Jan 23, 2017 05:49 AM EST
College Sued By Students After They Were Arrested for Distributing Free Copies of U.S. Constitution On Campus
A student group is suing a Michigan community college after its members were arrested and jailed for distributing pocket-sized copies of the U.S. Constitution on campus, news reports say.
Two student members of the Young Americans for Liberty chapter at Kellogg Community College in Michigan, along with other members of the group, were distributing free copies of the Constitution in an open area in front of the college's Binda Performing Arts Center on Sept. 20, 2016, Watchdog reported. They allege in their lawsuit that school administrators reprimanded them for violating the school's Solicitation Policy and then had them arrested by campus police.
Michelle Gregoire and Brandon Withers, both from KCC, allege in the lawsuit that the administrator told them they violated the policy because they were giving copies of the Constitution without prior approval. Additionally, the administrator told them that holding such activity in the said location inside the campus was also a violation.
The students also allege that the administrator said they were an "obstruction to [the] education" of students passing in the said area, because they were asking passersby if they "like freedom and liberty."
Prior to the incident, Gregoire alleged that she did give efforts to establishing YAL's KCC chapter, but was prohibited from approaching students with the intention of recruiting members.
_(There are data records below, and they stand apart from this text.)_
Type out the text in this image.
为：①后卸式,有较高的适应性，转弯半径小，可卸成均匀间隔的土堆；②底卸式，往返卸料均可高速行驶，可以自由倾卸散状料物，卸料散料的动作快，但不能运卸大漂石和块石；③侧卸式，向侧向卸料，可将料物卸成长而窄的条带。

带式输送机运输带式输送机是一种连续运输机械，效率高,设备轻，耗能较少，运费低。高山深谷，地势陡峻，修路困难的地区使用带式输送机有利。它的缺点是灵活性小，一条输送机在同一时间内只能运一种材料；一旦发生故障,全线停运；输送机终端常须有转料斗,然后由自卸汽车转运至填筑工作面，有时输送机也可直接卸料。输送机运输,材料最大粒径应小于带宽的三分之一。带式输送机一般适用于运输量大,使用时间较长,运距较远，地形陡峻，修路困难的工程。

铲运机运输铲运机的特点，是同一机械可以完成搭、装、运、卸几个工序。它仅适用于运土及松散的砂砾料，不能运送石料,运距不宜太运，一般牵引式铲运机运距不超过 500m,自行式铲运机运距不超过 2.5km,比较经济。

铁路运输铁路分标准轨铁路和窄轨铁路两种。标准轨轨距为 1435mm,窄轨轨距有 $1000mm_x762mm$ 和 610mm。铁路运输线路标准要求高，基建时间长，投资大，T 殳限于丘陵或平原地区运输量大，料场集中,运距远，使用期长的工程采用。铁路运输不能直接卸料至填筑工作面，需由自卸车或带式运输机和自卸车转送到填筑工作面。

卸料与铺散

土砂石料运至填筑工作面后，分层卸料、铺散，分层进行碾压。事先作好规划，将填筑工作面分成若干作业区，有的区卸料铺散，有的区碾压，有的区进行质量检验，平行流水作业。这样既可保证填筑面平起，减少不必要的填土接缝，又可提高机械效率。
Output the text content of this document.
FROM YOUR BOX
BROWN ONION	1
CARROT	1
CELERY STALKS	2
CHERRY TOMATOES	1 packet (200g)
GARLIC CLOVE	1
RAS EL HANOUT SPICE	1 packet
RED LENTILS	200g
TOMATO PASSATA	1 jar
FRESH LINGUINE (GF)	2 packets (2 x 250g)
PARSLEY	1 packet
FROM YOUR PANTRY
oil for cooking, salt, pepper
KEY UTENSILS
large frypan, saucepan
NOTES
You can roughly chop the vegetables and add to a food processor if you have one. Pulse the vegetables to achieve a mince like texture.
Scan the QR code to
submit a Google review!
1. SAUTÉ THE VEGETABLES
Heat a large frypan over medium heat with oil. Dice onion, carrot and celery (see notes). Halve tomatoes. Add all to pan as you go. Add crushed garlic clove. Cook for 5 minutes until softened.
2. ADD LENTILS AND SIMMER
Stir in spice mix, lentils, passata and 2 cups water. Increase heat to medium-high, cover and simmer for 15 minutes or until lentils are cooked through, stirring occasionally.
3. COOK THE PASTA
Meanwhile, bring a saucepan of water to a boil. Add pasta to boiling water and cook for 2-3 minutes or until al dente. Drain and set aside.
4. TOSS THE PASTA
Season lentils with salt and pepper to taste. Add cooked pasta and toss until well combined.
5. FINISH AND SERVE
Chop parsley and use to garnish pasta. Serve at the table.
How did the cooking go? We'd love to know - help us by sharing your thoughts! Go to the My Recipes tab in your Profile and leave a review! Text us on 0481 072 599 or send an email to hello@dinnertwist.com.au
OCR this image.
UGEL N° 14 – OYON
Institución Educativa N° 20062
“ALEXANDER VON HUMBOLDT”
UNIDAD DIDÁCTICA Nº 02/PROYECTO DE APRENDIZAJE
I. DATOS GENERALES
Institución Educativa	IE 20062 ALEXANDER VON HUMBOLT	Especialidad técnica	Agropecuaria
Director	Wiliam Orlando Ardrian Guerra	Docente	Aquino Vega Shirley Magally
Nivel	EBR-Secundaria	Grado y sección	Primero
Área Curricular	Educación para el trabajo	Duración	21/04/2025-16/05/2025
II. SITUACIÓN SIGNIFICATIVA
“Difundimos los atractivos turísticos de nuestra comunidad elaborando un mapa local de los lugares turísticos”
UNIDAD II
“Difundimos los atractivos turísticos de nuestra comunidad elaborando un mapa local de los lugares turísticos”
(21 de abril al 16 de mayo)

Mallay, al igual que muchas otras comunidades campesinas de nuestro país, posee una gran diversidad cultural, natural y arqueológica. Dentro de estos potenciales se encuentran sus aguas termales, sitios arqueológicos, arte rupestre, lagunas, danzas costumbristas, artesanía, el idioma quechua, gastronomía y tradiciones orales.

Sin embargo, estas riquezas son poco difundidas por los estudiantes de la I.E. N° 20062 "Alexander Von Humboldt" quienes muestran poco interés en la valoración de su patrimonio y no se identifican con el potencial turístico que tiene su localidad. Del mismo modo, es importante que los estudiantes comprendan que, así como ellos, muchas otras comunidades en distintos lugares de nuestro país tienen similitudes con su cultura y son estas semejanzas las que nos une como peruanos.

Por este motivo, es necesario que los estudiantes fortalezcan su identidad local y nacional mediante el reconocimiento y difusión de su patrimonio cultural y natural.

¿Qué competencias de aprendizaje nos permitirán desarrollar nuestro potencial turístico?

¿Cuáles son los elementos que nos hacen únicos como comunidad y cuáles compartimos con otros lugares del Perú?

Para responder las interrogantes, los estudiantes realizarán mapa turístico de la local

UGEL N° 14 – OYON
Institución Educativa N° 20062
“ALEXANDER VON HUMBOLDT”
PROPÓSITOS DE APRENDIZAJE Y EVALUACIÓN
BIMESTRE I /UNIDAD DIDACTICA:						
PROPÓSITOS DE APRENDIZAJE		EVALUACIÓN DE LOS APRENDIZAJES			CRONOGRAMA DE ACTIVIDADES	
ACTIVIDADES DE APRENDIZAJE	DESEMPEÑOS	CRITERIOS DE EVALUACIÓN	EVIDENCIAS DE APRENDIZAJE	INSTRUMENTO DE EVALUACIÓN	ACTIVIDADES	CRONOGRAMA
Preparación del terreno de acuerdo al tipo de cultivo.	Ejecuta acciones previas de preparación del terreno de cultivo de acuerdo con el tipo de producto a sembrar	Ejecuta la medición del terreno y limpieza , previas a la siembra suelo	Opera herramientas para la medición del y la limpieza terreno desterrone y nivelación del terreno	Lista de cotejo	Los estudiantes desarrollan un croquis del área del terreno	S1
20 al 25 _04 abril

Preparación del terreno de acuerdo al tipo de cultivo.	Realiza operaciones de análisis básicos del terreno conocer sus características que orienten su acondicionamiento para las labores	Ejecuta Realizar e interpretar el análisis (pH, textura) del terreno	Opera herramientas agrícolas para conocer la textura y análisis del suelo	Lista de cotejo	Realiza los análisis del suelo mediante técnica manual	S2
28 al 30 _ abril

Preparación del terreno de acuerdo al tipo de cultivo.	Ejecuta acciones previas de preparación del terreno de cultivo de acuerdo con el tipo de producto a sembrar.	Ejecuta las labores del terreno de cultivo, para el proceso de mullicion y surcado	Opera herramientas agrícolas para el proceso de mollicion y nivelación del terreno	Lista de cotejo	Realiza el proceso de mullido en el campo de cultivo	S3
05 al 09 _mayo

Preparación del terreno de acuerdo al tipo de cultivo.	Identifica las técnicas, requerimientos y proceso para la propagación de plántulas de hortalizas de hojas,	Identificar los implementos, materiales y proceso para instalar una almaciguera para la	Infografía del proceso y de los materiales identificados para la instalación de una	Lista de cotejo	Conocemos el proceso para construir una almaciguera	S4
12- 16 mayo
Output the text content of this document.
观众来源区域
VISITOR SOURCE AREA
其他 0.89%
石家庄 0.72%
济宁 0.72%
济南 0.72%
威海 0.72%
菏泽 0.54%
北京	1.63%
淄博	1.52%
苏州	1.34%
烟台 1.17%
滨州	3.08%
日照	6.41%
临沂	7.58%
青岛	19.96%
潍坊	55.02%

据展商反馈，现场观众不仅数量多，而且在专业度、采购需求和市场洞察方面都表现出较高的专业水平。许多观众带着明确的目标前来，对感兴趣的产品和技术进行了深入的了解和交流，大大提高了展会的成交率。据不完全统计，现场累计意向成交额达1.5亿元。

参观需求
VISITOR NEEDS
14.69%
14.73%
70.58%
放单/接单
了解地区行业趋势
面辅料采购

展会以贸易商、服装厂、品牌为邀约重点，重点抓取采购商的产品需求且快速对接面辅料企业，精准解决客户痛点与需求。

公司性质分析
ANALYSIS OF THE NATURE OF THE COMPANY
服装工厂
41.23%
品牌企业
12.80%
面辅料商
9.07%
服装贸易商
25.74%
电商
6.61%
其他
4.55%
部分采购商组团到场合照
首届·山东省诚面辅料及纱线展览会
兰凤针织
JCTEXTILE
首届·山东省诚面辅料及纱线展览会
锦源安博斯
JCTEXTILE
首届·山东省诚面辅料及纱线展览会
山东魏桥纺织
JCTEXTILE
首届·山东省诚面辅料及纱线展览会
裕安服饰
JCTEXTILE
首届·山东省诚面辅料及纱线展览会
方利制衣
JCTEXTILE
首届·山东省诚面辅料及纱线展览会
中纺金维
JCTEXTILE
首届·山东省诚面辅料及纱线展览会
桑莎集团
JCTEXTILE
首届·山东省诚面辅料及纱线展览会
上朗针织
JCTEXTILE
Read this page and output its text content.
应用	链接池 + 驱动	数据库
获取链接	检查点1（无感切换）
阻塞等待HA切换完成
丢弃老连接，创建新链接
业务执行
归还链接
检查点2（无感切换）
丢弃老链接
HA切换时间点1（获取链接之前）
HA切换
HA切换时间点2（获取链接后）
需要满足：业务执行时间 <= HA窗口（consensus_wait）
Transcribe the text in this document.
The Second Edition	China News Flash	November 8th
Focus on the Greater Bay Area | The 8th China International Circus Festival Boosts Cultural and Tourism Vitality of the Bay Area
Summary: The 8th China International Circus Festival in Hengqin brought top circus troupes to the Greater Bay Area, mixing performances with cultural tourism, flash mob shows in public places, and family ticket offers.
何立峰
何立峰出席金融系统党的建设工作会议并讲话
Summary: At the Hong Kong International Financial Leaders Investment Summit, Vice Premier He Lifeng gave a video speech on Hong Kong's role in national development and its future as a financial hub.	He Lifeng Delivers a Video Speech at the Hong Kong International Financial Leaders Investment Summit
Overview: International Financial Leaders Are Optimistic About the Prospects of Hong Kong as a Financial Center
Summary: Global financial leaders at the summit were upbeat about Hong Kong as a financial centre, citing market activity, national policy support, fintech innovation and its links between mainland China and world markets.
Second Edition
Seeing that she won't succeed in doing so, she asked help from the Leadership Institute, an organization that trains young conservative activists, to recruit students.
After that, Gregoire and Withers, along with YAL - Michigan State University chapter vice president Isaac Edikaukas, proceeded to distribute the copies.
They were initially approached by an administrator who, after listening to Gregoire's explanation as to why they proceeded to hold the activity without prior approval, left them and gave them enough time to continue. Another administrator, however, appeared and tried to stop what they were doing.
Withers left the area, but Gregoire, Edikaukas, and Nathan Berning from the Leadership Institute, were arrested and jailed (see video below). The three were released after posting bond seven hours later, but the administrator prohibited Gregoire from returning to school without his permission. Ten days after the arrest, the charges against them were dropped.
The students, who received help from Alliance Defending Freedom, allege in their lawsuit that KCC violated their rights of freedom of speech, due process, and equal protection under the law. KCC, for its part, is a public institution and is therefore bound by the First Amendment.